И он вскоре случился! Сцепились из-за какого-то пустяка с Ильгизом Гадельзяновым, по кличке Грузин, и он дал мне в морду. Необходимо было ответить, ибо проглотить означало фактически сдаться, смирившись со статусом чушпана. Но Грузин явно переоценил свои силы. После короткого динамичного махача он неожиданно для меня отвернулся и заплакал, закрыв лицо руками: я удачно попал ему в глаз. Это означало победу. Меня, еще не остывшего от схватки, не разжавшего кулачки, стали хлопать по плечам Шампунь с Куцым: «Молодец! Молодец!» Но на наших будущих отношениях с Грузином тот махач никак не отразился. Просто Ильгиз (а вместе с ним и другие обитатели его ниши в «табеле о рангах») сделал для себя правильные выводы, а я уверенно шагнул на одну ступеньку вверх.

Хулиганьё обитало повсюду, их дух, своеобразная субкультура, казалось, были разлиты в воздухе той, прежней Казани. «Нормальный» пацан стремился выглядеть приблатненным, культивировал в себе бойцовские качества — бесстрашие, агрессивность и умение драться. Общепринятыми были наглое выражение лица и даже походка: ходить полагалось не спеша, вразвалочку, чуть скосив стопы внутрь, руки непременно в карманах. Желательно что-нибудь жевать или курить, время от времени сплевывая на землю. Хрипловатый смех звучал толчками и напоминал кашель. На подчеркнуто безразлично-нагловатом лице как бы было написано: «Ну, чё-ё надо-то? Отвалите все!»

Слова произносили немного в нос, растягивая и гнусавя. Некоторые пацаны свой «базар», или как его еще называли «бáсар», тренировали специально. До сих пор стоит в ушах хрипяще-зловещее шипение детским, еще не сломавшимся голоском: «Ну ты ч-чё-о, деш-ш-шёвка, блин, в натуре, а?! Ты, чушпан, на кого хвост пружинишь? Чё, вальты загрызли что-ли? Сма-а-ррри у меня, марёха, ща бампер сверну! Пойал?!» Комментарий для непосвященных: «чушпан» — кастрированный поросенок, «марёха» — тот, кого морят, унижают, гнобят. Но что означает фраза «вальты загрызли», честно говоря, забыл. Или более «продвинутая», явно подслушанная у отсидевших старших братьев или корешей фраза: «Забейся в кураж, вша подшхоночная!» («шхонками» на зонах называли койки). Косили под гопников почти все казанские пацаны, в том числе, из благополучных семей, хорошо успевавшие, занимавшиеся в музыкальных или художественных школах из желания выглядеть круче.

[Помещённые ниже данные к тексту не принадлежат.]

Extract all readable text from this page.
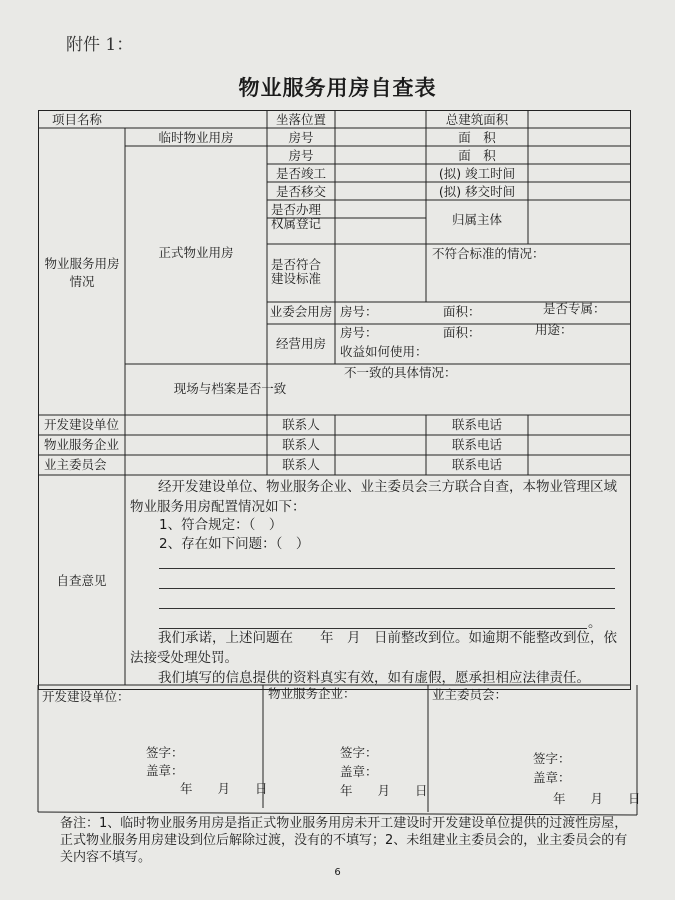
附件 1：
物业服务用房自查表
项目名称	坐落位置	总建筑面积
临时物业用房	房号	面　积
正式物业用房
房号	面　积
是否竣工	(拟) 竣工时间
是否移交	(拟) 移交时间
是否办理权属登记	归属主体
是否符合建设标准
不符合标准的情况：
业委会用房 房号：	面积：	是否专属：
经营用房
房号：	面积：	用途：
收益如何使用：
现场与档案是否一致
不一致的具体情况：
物业服务用房情况
开发建设单位	联系人	联系电话
物业服务企业	联系人	联系电话
业主委员会	联系人	联系电话
自查意见
经开发建设单位、物业服务企业、业主委员会三方联合自查，本物业管理区域物业服务用房配置情况如下：
1、符合规定：（　）
2、存在如下问题：（　）
。
我们承诺，上述问题在　　年　月　日前整改到位。如逾期不能整改到位，依法接受处理处罚。
我们填写的信息提供的资料真实有效，如有虚假，愿承担相应法律责任。
开发建设单位：	物业服务企业：	业主委员会：
签字：
盖章：
年　　月　　日
签字：
盖章：
年　　月　　日
签字：
盖章：
年　　月　　日
备注：1、临时物业服务用房是指正式物业服务用房未开工建设时开发建设单位提供的过渡性房屋，正式物业服务用房建设到位后解除过渡，没有的不填写；2、未组建业主委员会的，业主委员会的有关内容不填写。
6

А дворовые песни! Это было нечто совершенно удивительное! Их исполняли толпой в унисон с особым выражением и упоением, в сопровождении трёх гитарных аккордов. Умение бренчать на гитаре, пусть и крайне примитивно, приветствовалось.

Умение играть в футбол и хоккей, разбираться в них тогда тоже было обязательным для любого уважающего себя казанского пацана. Иногда можно было заиметь авторитет, просто хорошо играя.

Осенью 1972 года состоялась историческая, незабываемая хоккейная серия матчей СССР — Канада. Мы бредили этими играми. Конечно, прекрасно знали и любили своих хоккеистов — Михайлова, Петрова, Харламова, Якушева, Мальцева, Рагулина, Васильева, Третьяка, Анисина и других. Их постоянно показывали по телевизору, их имена были на слуху. Но вот канадцы... Задиристые, без касок, с выбитыми передними зубами, постоянно что-то жующие — они идеально походили на гопников. Неудобно вспоминать, но именно канадские, а не советские хоккеисты стали тогда нашими настоящими кумирами. К тому же суперсерию, пусть и с минимальным перевесом, все-таки выиграли «Кленовые листья»: Кен Драйден, грозный Фил и Тони Эспозито, счастливчик Хендерсон, забивший победную шайбу серии, костолом Боби Кларк, Халл, Стив Курнойе, двое братьев Маховличей, забияка Паризе... За право носить имя кого-нибудь из канадских профессионалов шли упорные споры. Я, помнится, именовался «Питером Маховличем».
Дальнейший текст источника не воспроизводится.